実施形態１及び変形例において、回路特性ＣＨが改善されたことから、他の回路（図示せず。）についても、それらの回路の回路特性ＣＨが、上記した学習を通じて改善されることが期待される。 Since the circuit characteristics CH are improved in the first embodiment and the modification, it is expected that the circuit characteristics CH of other circuits (not shown) will also be improved through the above-described learning. be.

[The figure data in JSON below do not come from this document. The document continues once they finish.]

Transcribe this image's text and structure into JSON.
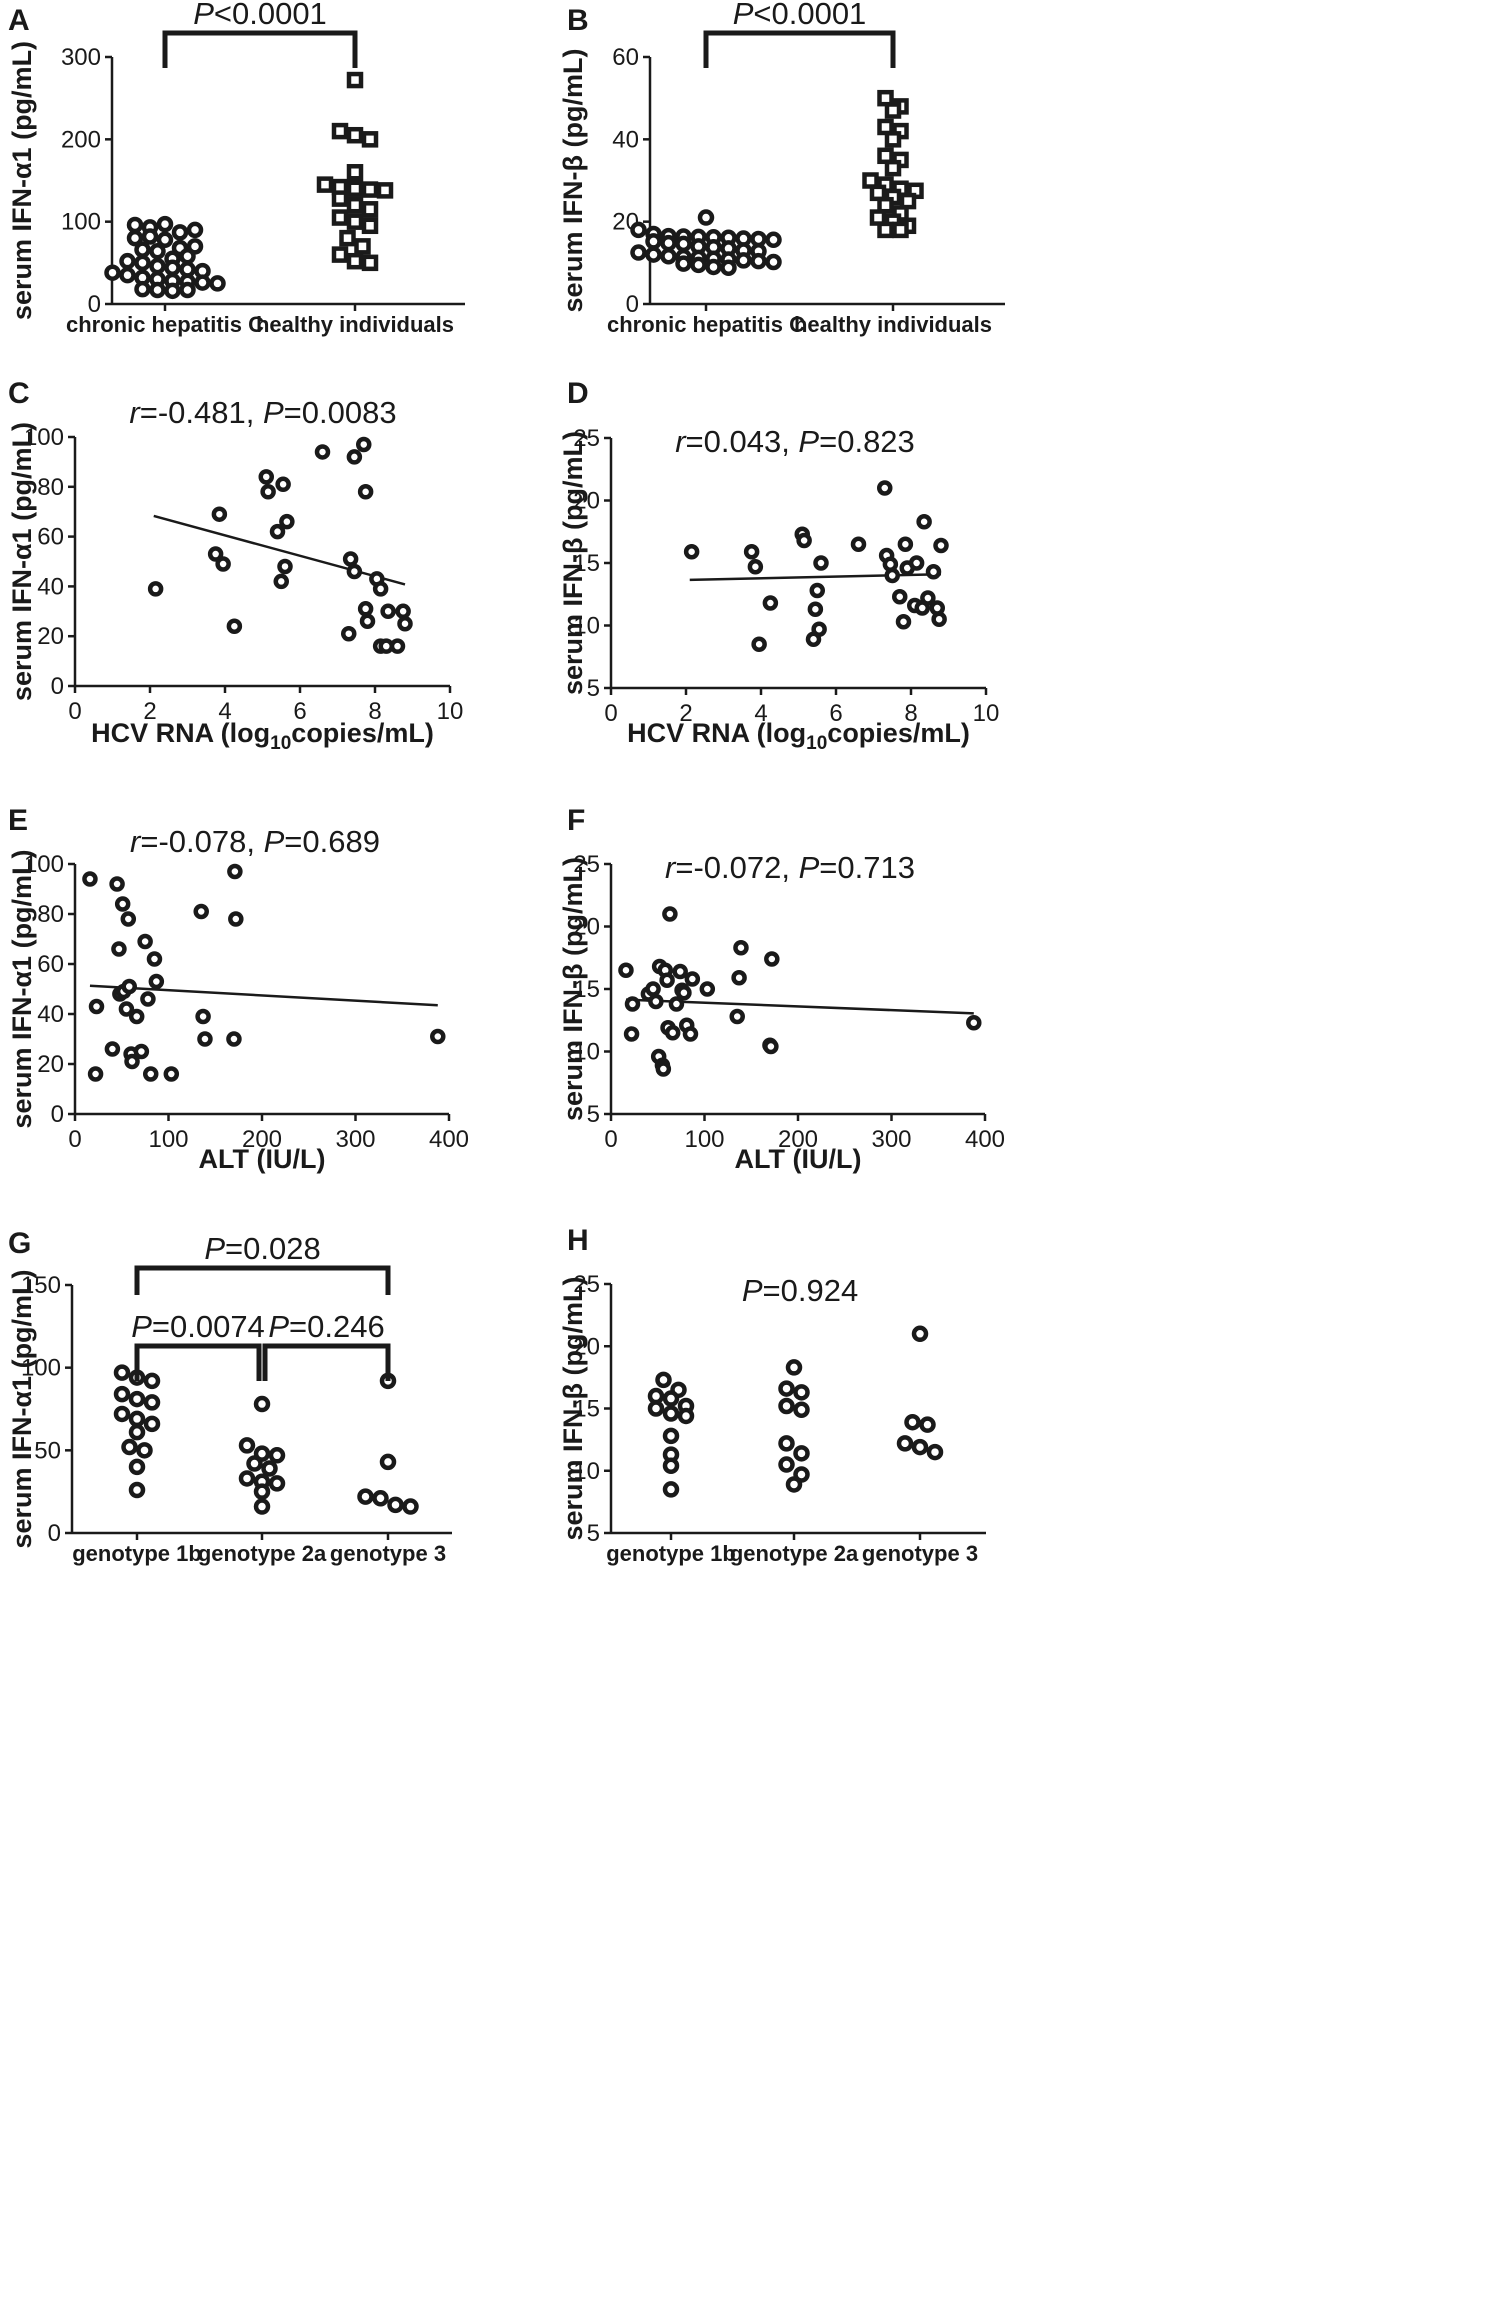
{
  "chart_data": [
    {
      "panel": "A",
      "type": "scatter",
      "subtype": "dot_plot",
      "ylabel": "serum IFN-α1 (pg/mL)",
      "ylim": [
        0,
        300
      ],
      "yticks": [
        0,
        100,
        200,
        300
      ],
      "categories": [
        "chronic hepatitis C",
        "healthy individuals"
      ],
      "markers": [
        "circle",
        "square"
      ],
      "series": [
        {
          "name": "chronic hepatitis C",
          "values": [
            96,
            93,
            97,
            87,
            90,
            80,
            82,
            78,
            68,
            66,
            70,
            64,
            55,
            58,
            52,
            50,
            46,
            44,
            42,
            40,
            38,
            35,
            32,
            30,
            28,
            27,
            26,
            25,
            18,
            17,
            16,
            17
          ]
        },
        {
          "name": "healthy individuals",
          "values": [
            272,
            210,
            205,
            200,
            160,
            145,
            142,
            140,
            139,
            138,
            128,
            120,
            115,
            105,
            100,
            95,
            80,
            70,
            60,
            52,
            50
          ]
        }
      ],
      "brackets": [
        {
          "from": 0,
          "to": 1,
          "label_italic": "P",
          "label_rest": "<0.0001"
        }
      ]
    },
    {
      "panel": "B",
      "type": "scatter",
      "subtype": "dot_plot",
      "ylabel": "serum IFN-β (pg/mL)",
      "ylim": [
        0,
        60
      ],
      "yticks": [
        0,
        20,
        40,
        60
      ],
      "categories": [
        "chronic hepatitis C",
        "healthy individuals"
      ],
      "markers": [
        "circle",
        "square"
      ],
      "series": [
        {
          "name": "chronic hepatitis C",
          "values": [
            21,
            18,
            17,
            16.5,
            16.4,
            16.3,
            16.2,
            16.1,
            15.9,
            15.8,
            15.6,
            15.2,
            14.8,
            14.6,
            14,
            13.8,
            13.5,
            13,
            12.8,
            12.5,
            12,
            11.6,
            11.4,
            11.2,
            11,
            10.8,
            10.6,
            10.4,
            10.2,
            9.8,
            9.5,
            9,
            8.8
          ]
        },
        {
          "name": "healthy individuals",
          "values": [
            50,
            48,
            47,
            43,
            42,
            40,
            36,
            35,
            33,
            30,
            29,
            28,
            27.5,
            27,
            26,
            25,
            24,
            22,
            21,
            20,
            19,
            18,
            18
          ]
        }
      ],
      "brackets": [
        {
          "from": 0,
          "to": 1,
          "label_italic": "P",
          "label_rest": "<0.0001"
        }
      ]
    },
    {
      "panel": "C",
      "type": "scatter",
      "annotation": {
        "r_italic": "r",
        "r_rest": "=-0.481, ",
        "p_italic": "P",
        "p_rest": "=0.0083"
      },
      "xlabel_pre": "HCV RNA (log",
      "xlabel_sub": "10",
      "xlabel_post": "copies/mL)",
      "ylabel": "serum IFN-α1 (pg/mL)",
      "xlim": [
        0,
        10
      ],
      "xticks": [
        0,
        2,
        4,
        6,
        8,
        10
      ],
      "ylim": [
        0,
        100
      ],
      "yticks": [
        0,
        20,
        40,
        60,
        80,
        100
      ],
      "points": [
        [
          2.15,
          39
        ],
        [
          3.75,
          53
        ],
        [
          3.85,
          69
        ],
        [
          3.95,
          49
        ],
        [
          4.25,
          24
        ],
        [
          5.1,
          84
        ],
        [
          5.15,
          78
        ],
        [
          5.4,
          62
        ],
        [
          5.5,
          42
        ],
        [
          5.55,
          81
        ],
        [
          5.6,
          48
        ],
        [
          5.65,
          66
        ],
        [
          6.6,
          94
        ],
        [
          7.3,
          21
        ],
        [
          7.35,
          51
        ],
        [
          7.45,
          92
        ],
        [
          7.45,
          46
        ],
        [
          7.7,
          97
        ],
        [
          7.75,
          78
        ],
        [
          7.75,
          31
        ],
        [
          7.8,
          26
        ],
        [
          8.05,
          43
        ],
        [
          8.15,
          39
        ],
        [
          8.15,
          16
        ],
        [
          8.3,
          16
        ],
        [
          8.35,
          30
        ],
        [
          8.6,
          16
        ],
        [
          8.75,
          30
        ],
        [
          8.8,
          25
        ]
      ],
      "regression": {
        "x": [
          2.1,
          8.8
        ],
        "y": [
          68.3,
          40.8
        ]
      }
    },
    {
      "panel": "D",
      "type": "scatter",
      "annotation": {
        "r_italic": "r",
        "r_rest": "=0.043, ",
        "p_italic": "P",
        "p_rest": "=0.823"
      },
      "xlabel_pre": "HCV RNA (log",
      "xlabel_sub": "10",
      "xlabel_post": "copies/mL)",
      "ylabel": "serum IFN-β (pg/mL)",
      "xlim": [
        0,
        10
      ],
      "xticks": [
        0,
        2,
        4,
        6,
        8,
        10
      ],
      "ylim": [
        5,
        25
      ],
      "yticks": [
        5,
        10,
        15,
        20,
        25
      ],
      "points": [
        [
          2.15,
          15.9
        ],
        [
          3.75,
          15.9
        ],
        [
          3.85,
          14.7
        ],
        [
          3.95,
          8.5
        ],
        [
          4.25,
          11.8
        ],
        [
          5.1,
          17.3
        ],
        [
          5.15,
          16.8
        ],
        [
          5.4,
          8.9
        ],
        [
          5.45,
          11.3
        ],
        [
          5.5,
          12.8
        ],
        [
          5.55,
          9.7
        ],
        [
          5.6,
          15
        ],
        [
          6.6,
          16.5
        ],
        [
          7.3,
          21
        ],
        [
          7.35,
          15.6
        ],
        [
          7.45,
          14.9
        ],
        [
          7.5,
          14
        ],
        [
          7.7,
          12.3
        ],
        [
          7.8,
          10.3
        ],
        [
          7.85,
          16.5
        ],
        [
          7.9,
          14.6
        ],
        [
          8.1,
          11.6
        ],
        [
          8.15,
          15
        ],
        [
          8.3,
          11.4
        ],
        [
          8.35,
          18.3
        ],
        [
          8.45,
          12.2
        ],
        [
          8.6,
          14.3
        ],
        [
          8.7,
          11.4
        ],
        [
          8.75,
          10.5
        ],
        [
          8.8,
          16.4
        ]
      ],
      "regression": {
        "x": [
          2.1,
          8.8
        ],
        "y": [
          13.65,
          14.1
        ]
      }
    },
    {
      "panel": "E",
      "type": "scatter",
      "annotation": {
        "r_italic": "r",
        "r_rest": "=-0.078, ",
        "p_italic": "P",
        "p_rest": "=0.689"
      },
      "xlabel": "ALT (IU/L)",
      "ylabel": "serum IFN-α1 (pg/mL)",
      "xlim": [
        0,
        400
      ],
      "xticks": [
        0,
        100,
        200,
        300,
        400
      ],
      "ylim": [
        0,
        100
      ],
      "yticks": [
        0,
        20,
        40,
        60,
        80,
        100
      ],
      "points": [
        [
          16,
          94
        ],
        [
          22,
          16
        ],
        [
          23,
          43
        ],
        [
          40,
          26
        ],
        [
          45,
          92
        ],
        [
          47,
          66
        ],
        [
          48,
          48
        ],
        [
          51,
          84
        ],
        [
          52,
          49
        ],
        [
          55,
          42
        ],
        [
          57,
          78
        ],
        [
          58,
          51
        ],
        [
          60,
          24
        ],
        [
          61,
          21
        ],
        [
          66,
          39
        ],
        [
          71,
          25
        ],
        [
          75,
          69
        ],
        [
          78,
          46
        ],
        [
          81,
          16
        ],
        [
          85,
          62
        ],
        [
          87,
          53
        ],
        [
          103,
          16
        ],
        [
          135,
          81
        ],
        [
          137,
          39
        ],
        [
          139,
          30
        ],
        [
          170,
          30
        ],
        [
          171,
          97
        ],
        [
          172,
          78
        ],
        [
          388,
          31
        ]
      ],
      "regression": {
        "x": [
          16,
          388
        ],
        "y": [
          51.3,
          43.5
        ]
      }
    },
    {
      "panel": "F",
      "type": "scatter",
      "annotation": {
        "r_italic": "r",
        "r_rest": "=-0.072, ",
        "p_italic": "P",
        "p_rest": "=0.713"
      },
      "xlabel": "ALT (IU/L)",
      "ylabel": "serum IFN-β (pg/mL)",
      "xlim": [
        0,
        400
      ],
      "xticks": [
        0,
        100,
        200,
        300,
        400
      ],
      "ylim": [
        5,
        25
      ],
      "yticks": [
        5,
        10,
        15,
        20,
        25
      ],
      "points": [
        [
          16,
          16.5
        ],
        [
          22,
          11.4
        ],
        [
          23,
          13.8
        ],
        [
          40,
          14.6
        ],
        [
          45,
          15
        ],
        [
          48,
          14
        ],
        [
          51,
          9.6
        ],
        [
          52,
          16.8
        ],
        [
          55,
          8.9
        ],
        [
          56,
          8.6
        ],
        [
          58,
          16.5
        ],
        [
          60,
          15.7
        ],
        [
          61,
          11.9
        ],
        [
          63,
          21
        ],
        [
          66,
          11.5
        ],
        [
          70,
          13.8
        ],
        [
          74,
          16.4
        ],
        [
          76,
          14.9
        ],
        [
          78,
          14.7
        ],
        [
          81,
          12.1
        ],
        [
          85,
          11.4
        ],
        [
          87,
          15.8
        ],
        [
          103,
          15
        ],
        [
          135,
          12.8
        ],
        [
          137,
          15.9
        ],
        [
          139,
          18.3
        ],
        [
          170,
          10.5
        ],
        [
          171,
          10.4
        ],
        [
          172,
          17.4
        ],
        [
          388,
          12.3
        ]
      ],
      "regression": {
        "x": [
          16,
          388
        ],
        "y": [
          14.15,
          13.05
        ]
      }
    },
    {
      "panel": "G",
      "type": "scatter",
      "subtype": "dot_plot",
      "ylabel": "serum IFN-α1 (pg/mL)",
      "ylim": [
        0,
        150
      ],
      "yticks": [
        0,
        50,
        100,
        150
      ],
      "categories": [
        "genotype 1b",
        "genotype 2a",
        "genotype 3"
      ],
      "markers": [
        "circle",
        "circle",
        "circle"
      ],
      "series": [
        {
          "name": "genotype 1b",
          "values": [
            97,
            94,
            92,
            84,
            81,
            79,
            72,
            69,
            66,
            61,
            52,
            50,
            40,
            26
          ]
        },
        {
          "name": "genotype 2a",
          "values": [
            78,
            53,
            48,
            47,
            42,
            39,
            33,
            31,
            30,
            25,
            16
          ]
        },
        {
          "name": "genotype 3",
          "values": [
            92,
            43,
            22,
            21,
            17,
            16
          ]
        }
      ],
      "brackets": [
        {
          "from": 0,
          "to": 1,
          "label_italic": "P",
          "label_rest": "=0.0074"
        },
        {
          "from": 1,
          "to": 2,
          "label_italic": "P",
          "label_rest": "=0.246"
        },
        {
          "from": 0,
          "to": 2,
          "label_italic": "P",
          "label_rest": "=0.028"
        }
      ]
    },
    {
      "panel": "H",
      "type": "scatter",
      "subtype": "dot_plot",
      "annotation": {
        "p_italic": "P",
        "p_rest": "=0.924"
      },
      "ylabel": "serum IFN-β (pg/mL)",
      "ylim": [
        5,
        25
      ],
      "yticks": [
        5,
        10,
        15,
        20,
        25
      ],
      "categories": [
        "genotype 1b",
        "genotype 2a",
        "genotype 3"
      ],
      "markers": [
        "circle",
        "circle",
        "circle"
      ],
      "series": [
        {
          "name": "genotype 1b",
          "values": [
            17.3,
            16.5,
            16,
            15.8,
            15.2,
            15,
            14.6,
            14.4,
            12.8,
            11.3,
            10.4,
            8.5
          ]
        },
        {
          "name": "genotype 2a",
          "values": [
            18.3,
            16.6,
            16.3,
            15.2,
            14.9,
            12.2,
            11.4,
            10.5,
            9.7,
            8.9
          ]
        },
        {
          "name": "genotype 3",
          "values": [
            21,
            13.9,
            13.7,
            12.2,
            11.9,
            11.5
          ]
        }
      ]
    }
  ]
}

ＤＶ素子値推論措置、１制御部、２初期設定・初期化部、３素子値変更部、４シミュレーション部、５Ｑ値算出部、６Ｑテーブル更新部、７記憶部 DV element value inference measure, 1 control unit, 2 initial setting/initialization unit, 3 element value change unit, 4 simulation unit, 5 Q value calculation unit, 6 Q table update unit, 7 storage unit

Claims

the computer
an element value changing step of changing from one element value to another element value among a plurality of element values that can be taken by one or more circuit elements included in the circuit;
a simulation step of calculating a plurality of characteristics of the circuit using the other element values after the change;
A value calculation step of calculating the value of the one element value before the change using the calculated plurality of characteristics;
Among the plurality of element values, in order to infer an element value having a probability of improving the plurality of characteristics, using the calculated value for the one element value before the change, the plurality of element values and an action-value function updating step of updating an action-value function indicating the correspondence relationship between and the values of the plurality of element values;
An element value inference method that performs operations including

The value calculation step rewards the calculation of the value of the one element value before the change when the calculated evaluation values regarding the plurality of characteristics exceed initial evaluation values regarding the plurality of characteristics of the circuit. 2. The element value inference method according to claim 1, wherein the element value inference method is performed by adding

an element value changing unit that changes from one element value to another element value among a plurality of element values that can be taken by one or more circuit elements included in the circuit;
a simulation unit that calculates a plurality of characteristics of the circuit using the other element values after the change;
a value calculation unit that calculates the value of the one element value before the change using the plurality of calculated characteristics;
Among the plurality of element values, in order to infer an element value having a probability of improving the plurality of characteristics, using the calculated value for the one element value before the change, the plurality of element values and an action-value function updating unit that updates an action-value function indicating a correspondence relationship between and the values of the plurality of element values;
Element value reasoning device including.

to the computer,
an element value changing step of changing from one element value to another element value among a plurality of element values that can be taken by one or more circuit elements included in the circuit;
a simulation step of calculating a plurality of characteristics of the circuit using the other element values after the change;
A value calculation step of calculating the value of the one element value before the change using the calculated plurality of characteristics;
Among the plurality of element values, in order to infer an element value having a probability of improving the plurality of characteristics, using the calculated value for the one element value before the change, the plurality of element values and an action-value function updating step of updating an action-value function indicating the correspondence relationship between and the values of the plurality of element values;
Element value inference program to run.